Criticism may not be agreeable, but it is necessary. It fulfills the same function as pain in the human body; it calls attention to the development of an unhealthy state of things. —Winston Churchill
I heard of a guy who is a musician by passion and a music teacher by trade. One day I was sitting in his foyer when a student came in for lessons. Minutes later I heard a few notes of melody followed by a horrific noise. A few more notes and another horrific noise.
I got up to peek around the corner and see what was going on. Every time the student struck a wrong note, the teacher would imitate the sound of a buzzer.
BZZZZ! Wrong! BZZZZ! Wrong! BZZZZ! Wrong!
Living the law is like living beneath a buzzer all the time. All those rules. All the effort. All the paranoia. And before we know it, we’re not even ourselves anymore.
Eventually, living under the law demands that we live in hiding. We can’t let anyone see how messy we are—and as a result, we become pretenders on the outside. “Oh yeah, I’m just great.” “The Lord spoke to me fifty different ways this week, once for each time I prayed!” “After I complete these Sabbath duties, I’m going to calculate my volunteer hours this month!”
But inside we know better, don’t we? The rules criticize us daily and we know we’re failing.
Therefore no one will be declared righteous in God’s sight by the works of the law; rather, through the law we become conscious of our sin. (Romans 3:20)
Please understand, the law’s job is to make you conscious of your sin. And that’s a good thing. But today when you hear the buzzer, you have a choice: You can stay enslaved marching beneath the buzzer. Or you can seek out an alternative—freedom in grace, for All are justified freely by his grace through the redemption that came by Christ Jesus. (Romans 3:24)

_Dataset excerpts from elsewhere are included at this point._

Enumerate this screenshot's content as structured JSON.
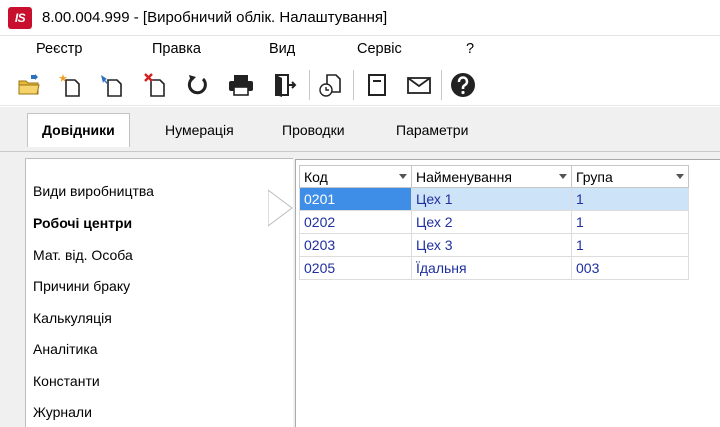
{
  "window": {
    "title": "8.00.004.999 - [Виробничий облік. Налаштування]",
    "app_icon_text": "IS"
  },
  "menu": [
    "Реєстр",
    "Правка",
    "Вид",
    "Сервіс",
    "?"
  ],
  "toolbar_icons": [
    "folder-open-icon",
    "new-document-icon",
    "copy-document-icon",
    "delete-document-icon",
    "refresh-icon",
    "print-icon",
    "exit-icon",
    "history-icon",
    "form-icon",
    "mail-icon",
    "help-icon"
  ],
  "tabs": [
    "Довідники",
    "Нумерація",
    "Проводки",
    "Параметри"
  ],
  "active_tab": "Довідники",
  "left_list": [
    "Види виробництва",
    "Робочі центри",
    "Мат. від. Особа",
    "Причини браку",
    "Калькуляція",
    "Аналітика",
    "Константи",
    "Журнали"
  ],
  "selected_left_item": "Робочі центри",
  "grid": {
    "columns": [
      "Код",
      "Найменування",
      "Група"
    ],
    "rows": [
      [
        "0201",
        "Цех 1",
        "1"
      ],
      [
        "0202",
        "Цех 2",
        "1"
      ],
      [
        "0203",
        "Цех 3",
        "1"
      ],
      [
        "0205",
        "Їдальня",
        "003"
      ]
    ],
    "selected_row": "0201"
  },
  "colors": {
    "brand": "#c8102e",
    "selection": "#cde3f7",
    "current_cell": "#3e8ee8",
    "cell_text": "#1f2fa0"
  }
}
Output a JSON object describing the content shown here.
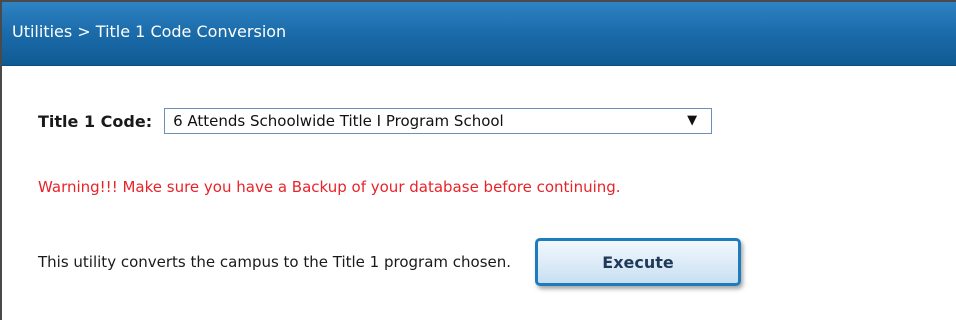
{
  "header": {
    "title": "Utilities > Title 1 Code Conversion",
    "background": "#1c6dac"
  },
  "form": {
    "title1_label": "Title 1 Code:",
    "title1_selected": "6 Attends Schoolwide Title I Program School",
    "warning": "Warning!!! Make sure you have a Backup of your database before continuing.",
    "warning_color": "#e8232a",
    "description": "This utility converts the campus to the Title 1 program chosen.",
    "execute_label": "Execute"
  },
  "icons": {
    "dropdown_arrow": "chevron-down-icon",
    "dropdown_glyph": "▼"
  }
}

Let this truth soak into your dry and weary soul: You are accepted—failures and all—through Jesus. May that nagging failure always drive you toward grace.
Lord, thank You that I no longer try to earn my keep in eternity. I don’t need to hide my inadequacies. Show me where I’m guilty of nagging—of being that buzzer in the lives of others. Teach me to speak the life that comes from Your free grace. Amen.